Oh, wow. Yeah, that is a really severe presentation.
Right. And he's been through the wringer trying to find relief. He's failed two different conventional systemic treatments already.
Which is exhausting for a patient.
Totally. But finally, his medical team prescribes this biologic drug called Adalimumab, and it works flawlessly. I mean, he achieves a PASI 90.
Oh, that's huge. Uh, for those listening in dermatology, PASI 90 translates to near total clearance of the disease. It is the absolute gold standard outcome.
Right. So for 18 straight months, his body is perfectly stable. He essentially has his life back.
When you work in clinical practice, getting a patient to that level of sustained clearance is the ultimate goal. That's what you want.
Exactly. But then a wrench gets thrown into the gears. His insurance coverage changes.
Oh, of course.
Almost overnight, his doctor gets this notice from the pharmacy benefit manager saying, "Hey, you need to switch this perfectly stable patient off his current medication. You have to transition him to a cheaper alternative, uh, called a biosimilar."

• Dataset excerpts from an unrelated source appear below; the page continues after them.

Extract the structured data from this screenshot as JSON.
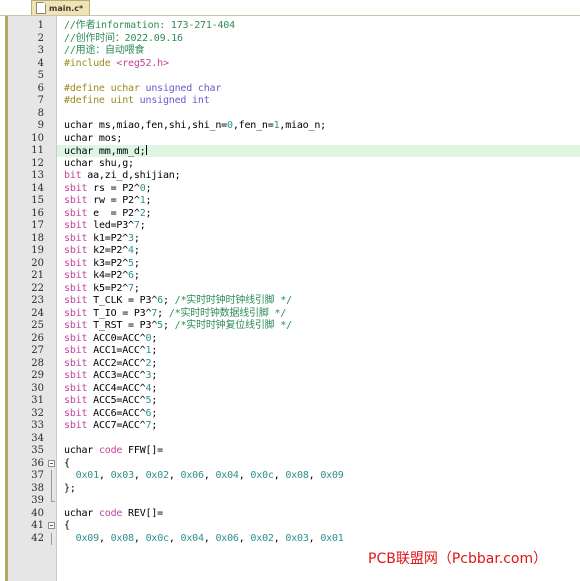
{
  "window": {
    "title": "main.c*"
  },
  "tab": {
    "label": "main.c*",
    "icon": "document-icon",
    "modified": true
  },
  "editor": {
    "current_line": 11,
    "highlight_color": "#ddf5e1",
    "gutter_color": "#e6e6e6",
    "rail_color": "#b3a96a",
    "first_visible_line": 1,
    "last_visible_line": 42,
    "lines": [
      {
        "n": 1,
        "tokens": [
          {
            "t": "cmt",
            "s": "//作者information: 173-271-404"
          }
        ]
      },
      {
        "n": 2,
        "tokens": [
          {
            "t": "cmt",
            "s": "//创作时间：2022.09.16"
          }
        ]
      },
      {
        "n": 3,
        "tokens": [
          {
            "t": "cmt",
            "s": "//用途：自动喂食"
          }
        ]
      },
      {
        "n": 4,
        "tokens": [
          {
            "t": "pre",
            "s": "#include "
          },
          {
            "t": "inc",
            "s": "<reg52.h>"
          }
        ]
      },
      {
        "n": 5,
        "tokens": []
      },
      {
        "n": 6,
        "tokens": [
          {
            "t": "pre",
            "s": "#define uchar "
          },
          {
            "t": "kw",
            "s": "unsigned char"
          }
        ]
      },
      {
        "n": 7,
        "tokens": [
          {
            "t": "pre",
            "s": "#define uint "
          },
          {
            "t": "kw",
            "s": "unsigned int"
          }
        ]
      },
      {
        "n": 8,
        "tokens": []
      },
      {
        "n": 9,
        "tokens": [
          {
            "t": "plain",
            "s": "uchar ms,miao,fen,shi,shi_n="
          },
          {
            "t": "num",
            "s": "0"
          },
          {
            "t": "plain",
            "s": ",fen_n="
          },
          {
            "t": "num",
            "s": "1"
          },
          {
            "t": "plain",
            "s": ",miao_n;"
          }
        ]
      },
      {
        "n": 10,
        "tokens": [
          {
            "t": "plain",
            "s": "uchar mos;"
          }
        ]
      },
      {
        "n": 11,
        "tokens": [
          {
            "t": "plain",
            "s": "uchar mm,mm_d;"
          }
        ],
        "highlight": true,
        "caret": true
      },
      {
        "n": 12,
        "tokens": [
          {
            "t": "plain",
            "s": "uchar shu,g;"
          }
        ]
      },
      {
        "n": 13,
        "tokens": [
          {
            "t": "kw2",
            "s": "bit"
          },
          {
            "t": "plain",
            "s": " aa,zi_d,shijian;"
          }
        ]
      },
      {
        "n": 14,
        "tokens": [
          {
            "t": "kw2",
            "s": "sbit"
          },
          {
            "t": "plain",
            "s": " rs = P2^"
          },
          {
            "t": "num",
            "s": "0"
          },
          {
            "t": "plain",
            "s": ";"
          }
        ]
      },
      {
        "n": 15,
        "tokens": [
          {
            "t": "kw2",
            "s": "sbit"
          },
          {
            "t": "plain",
            "s": " rw = P2^"
          },
          {
            "t": "num",
            "s": "1"
          },
          {
            "t": "plain",
            "s": ";"
          }
        ]
      },
      {
        "n": 16,
        "tokens": [
          {
            "t": "kw2",
            "s": "sbit"
          },
          {
            "t": "plain",
            "s": " e  = P2^"
          },
          {
            "t": "num",
            "s": "2"
          },
          {
            "t": "plain",
            "s": ";"
          }
        ]
      },
      {
        "n": 17,
        "tokens": [
          {
            "t": "kw2",
            "s": "sbit"
          },
          {
            "t": "plain",
            "s": " led=P3^"
          },
          {
            "t": "num",
            "s": "7"
          },
          {
            "t": "plain",
            "s": ";"
          }
        ]
      },
      {
        "n": 18,
        "tokens": [
          {
            "t": "kw2",
            "s": "sbit"
          },
          {
            "t": "plain",
            "s": " k1=P2^"
          },
          {
            "t": "num",
            "s": "3"
          },
          {
            "t": "plain",
            "s": ";"
          }
        ]
      },
      {
        "n": 19,
        "tokens": [
          {
            "t": "kw2",
            "s": "sbit"
          },
          {
            "t": "plain",
            "s": " k2=P2^"
          },
          {
            "t": "num",
            "s": "4"
          },
          {
            "t": "plain",
            "s": ";"
          }
        ]
      },
      {
        "n": 20,
        "tokens": [
          {
            "t": "kw2",
            "s": "sbit"
          },
          {
            "t": "plain",
            "s": " k3=P2^"
          },
          {
            "t": "num",
            "s": "5"
          },
          {
            "t": "plain",
            "s": ";"
          }
        ]
      },
      {
        "n": 21,
        "tokens": [
          {
            "t": "kw2",
            "s": "sbit"
          },
          {
            "t": "plain",
            "s": " k4=P2^"
          },
          {
            "t": "num",
            "s": "6"
          },
          {
            "t": "plain",
            "s": ";"
          }
        ]
      },
      {
        "n": 22,
        "tokens": [
          {
            "t": "kw2",
            "s": "sbit"
          },
          {
            "t": "plain",
            "s": " k5=P2^"
          },
          {
            "t": "num",
            "s": "7"
          },
          {
            "t": "plain",
            "s": ";"
          }
        ]
      },
      {
        "n": 23,
        "tokens": [
          {
            "t": "kw2",
            "s": "sbit"
          },
          {
            "t": "plain",
            "s": " T_CLK = P3^"
          },
          {
            "t": "num",
            "s": "6"
          },
          {
            "t": "plain",
            "s": "; "
          },
          {
            "t": "cmt",
            "s": "/*实时时钟时钟线引脚 */"
          }
        ]
      },
      {
        "n": 24,
        "tokens": [
          {
            "t": "kw2",
            "s": "sbit"
          },
          {
            "t": "plain",
            "s": " T_IO = P3^"
          },
          {
            "t": "num",
            "s": "7"
          },
          {
            "t": "plain",
            "s": "; "
          },
          {
            "t": "cmt",
            "s": "/*实时时钟数据线引脚 */"
          }
        ]
      },
      {
        "n": 25,
        "tokens": [
          {
            "t": "kw2",
            "s": "sbit"
          },
          {
            "t": "plain",
            "s": " T_RST = P3^"
          },
          {
            "t": "num",
            "s": "5"
          },
          {
            "t": "plain",
            "s": "; "
          },
          {
            "t": "cmt",
            "s": "/*实时时钟复位线引脚 */"
          }
        ]
      },
      {
        "n": 26,
        "tokens": [
          {
            "t": "kw2",
            "s": "sbit"
          },
          {
            "t": "plain",
            "s": " ACC0=ACC^"
          },
          {
            "t": "num",
            "s": "0"
          },
          {
            "t": "plain",
            "s": ";"
          }
        ]
      },
      {
        "n": 27,
        "tokens": [
          {
            "t": "kw2",
            "s": "sbit"
          },
          {
            "t": "plain",
            "s": " ACC1=ACC^"
          },
          {
            "t": "num",
            "s": "1"
          },
          {
            "t": "plain",
            "s": ";"
          }
        ]
      },
      {
        "n": 28,
        "tokens": [
          {
            "t": "kw2",
            "s": "sbit"
          },
          {
            "t": "plain",
            "s": " ACC2=ACC^"
          },
          {
            "t": "num",
            "s": "2"
          },
          {
            "t": "plain",
            "s": ";"
          }
        ]
      },
      {
        "n": 29,
        "tokens": [
          {
            "t": "kw2",
            "s": "sbit"
          },
          {
            "t": "plain",
            "s": " ACC3=ACC^"
          },
          {
            "t": "num",
            "s": "3"
          },
          {
            "t": "plain",
            "s": ";"
          }
        ]
      },
      {
        "n": 30,
        "tokens": [
          {
            "t": "kw2",
            "s": "sbit"
          },
          {
            "t": "plain",
            "s": " ACC4=ACC^"
          },
          {
            "t": "num",
            "s": "4"
          },
          {
            "t": "plain",
            "s": ";"
          }
        ]
      },
      {
        "n": 31,
        "tokens": [
          {
            "t": "kw2",
            "s": "sbit"
          },
          {
            "t": "plain",
            "s": " ACC5=ACC^"
          },
          {
            "t": "num",
            "s": "5"
          },
          {
            "t": "plain",
            "s": ";"
          }
        ]
      },
      {
        "n": 32,
        "tokens": [
          {
            "t": "kw2",
            "s": "sbit"
          },
          {
            "t": "plain",
            "s": " ACC6=ACC^"
          },
          {
            "t": "num",
            "s": "6"
          },
          {
            "t": "plain",
            "s": ";"
          }
        ]
      },
      {
        "n": 33,
        "tokens": [
          {
            "t": "kw2",
            "s": "sbit"
          },
          {
            "t": "plain",
            "s": " ACC7=ACC^"
          },
          {
            "t": "num",
            "s": "7"
          },
          {
            "t": "plain",
            "s": ";"
          }
        ]
      },
      {
        "n": 34,
        "tokens": []
      },
      {
        "n": 35,
        "tokens": [
          {
            "t": "plain",
            "s": "uchar "
          },
          {
            "t": "kw2",
            "s": "code"
          },
          {
            "t": "plain",
            "s": " FFW[]="
          }
        ]
      },
      {
        "n": 36,
        "tokens": [
          {
            "t": "plain",
            "s": "{"
          }
        ],
        "fold": "start"
      },
      {
        "n": 37,
        "tokens": [
          {
            "t": "plain",
            "s": "  "
          },
          {
            "t": "hex",
            "s": "0x01"
          },
          {
            "t": "plain",
            "s": ", "
          },
          {
            "t": "hex",
            "s": "0x03"
          },
          {
            "t": "plain",
            "s": ", "
          },
          {
            "t": "hex",
            "s": "0x02"
          },
          {
            "t": "plain",
            "s": ", "
          },
          {
            "t": "hex",
            "s": "0x06"
          },
          {
            "t": "plain",
            "s": ", "
          },
          {
            "t": "hex",
            "s": "0x04"
          },
          {
            "t": "plain",
            "s": ", "
          },
          {
            "t": "hex",
            "s": "0x0c"
          },
          {
            "t": "plain",
            "s": ", "
          },
          {
            "t": "hex",
            "s": "0x08"
          },
          {
            "t": "plain",
            "s": ", "
          },
          {
            "t": "hex",
            "s": "0x09"
          }
        ],
        "fold": "mid"
      },
      {
        "n": 38,
        "tokens": [
          {
            "t": "plain",
            "s": "};"
          }
        ],
        "fold": "end"
      },
      {
        "n": 39,
        "tokens": [],
        "fold": "tail"
      },
      {
        "n": 40,
        "tokens": [
          {
            "t": "plain",
            "s": "uchar "
          },
          {
            "t": "kw2",
            "s": "code"
          },
          {
            "t": "plain",
            "s": " REV[]="
          }
        ]
      },
      {
        "n": 41,
        "tokens": [
          {
            "t": "plain",
            "s": "{"
          }
        ],
        "fold": "start"
      },
      {
        "n": 42,
        "tokens": [
          {
            "t": "plain",
            "s": "  "
          },
          {
            "t": "hex",
            "s": "0x09"
          },
          {
            "t": "plain",
            "s": ", "
          },
          {
            "t": "hex",
            "s": "0x08"
          },
          {
            "t": "plain",
            "s": ", "
          },
          {
            "t": "hex",
            "s": "0x0c"
          },
          {
            "t": "plain",
            "s": ", "
          },
          {
            "t": "hex",
            "s": "0x04"
          },
          {
            "t": "plain",
            "s": ", "
          },
          {
            "t": "hex",
            "s": "0x06"
          },
          {
            "t": "plain",
            "s": ", "
          },
          {
            "t": "hex",
            "s": "0x02"
          },
          {
            "t": "plain",
            "s": ", "
          },
          {
            "t": "hex",
            "s": "0x03"
          },
          {
            "t": "plain",
            "s": ", "
          },
          {
            "t": "hex",
            "s": "0x01"
          }
        ],
        "fold": "mid"
      }
    ]
  },
  "watermark": {
    "text": "PCB联盟网（Pcbbar.com）",
    "color": "#e11515"
  },
  "colors": {
    "comment": "#2e8b57",
    "preprocessor": "#9a8b1e",
    "include_path": "#c2449c",
    "keyword": "#6a5acd",
    "keyword_type": "#c2449c",
    "number": "#2f8f8f",
    "text": "#000000",
    "tab_active_bg": "#f0e3b4"
  }
}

Yeah, that's a classic scenario.
And the doctor looks at this patient who is finally thriving after years of suffering, and she hesitates. She pushes back against the insurance company.
Naturally.
Right. And that leaves her wrestling with a really serious professional dilemma. Is she being a good, fiercely protective clinician, or is she being, you know, overly cautious to the point of actively resisting evidence-based medicine?
It is a profound dilemma. And honestly, it highlights this massive tension we see between clinical instinct and the sort of economic realities of modern healthcare systems.
Totally. So welcome to today's deep dive. We are exploring a really fascinating discussion we sourced between a consultant dermatologist and a clinical pharmacologist.
Yeah, it's a great exchange.
It really is. They tackle the deep science, the complicated psychology, and the fundamental ethics of biosimilar drugs.
There's a lot to get into.
There is. Our mission today is to unpack a really critical question for you. When your body is perfectly stable on a highly complex medication, is it ever truly safe to swap it out for a cheaper alternative? So, okay, let's unpack this.
Sounds good. To really understand why the doctor in that opening scenario hesitated, we kind of have to establish what a biosimilar actually is.
Right, because there's a lot of confusion there.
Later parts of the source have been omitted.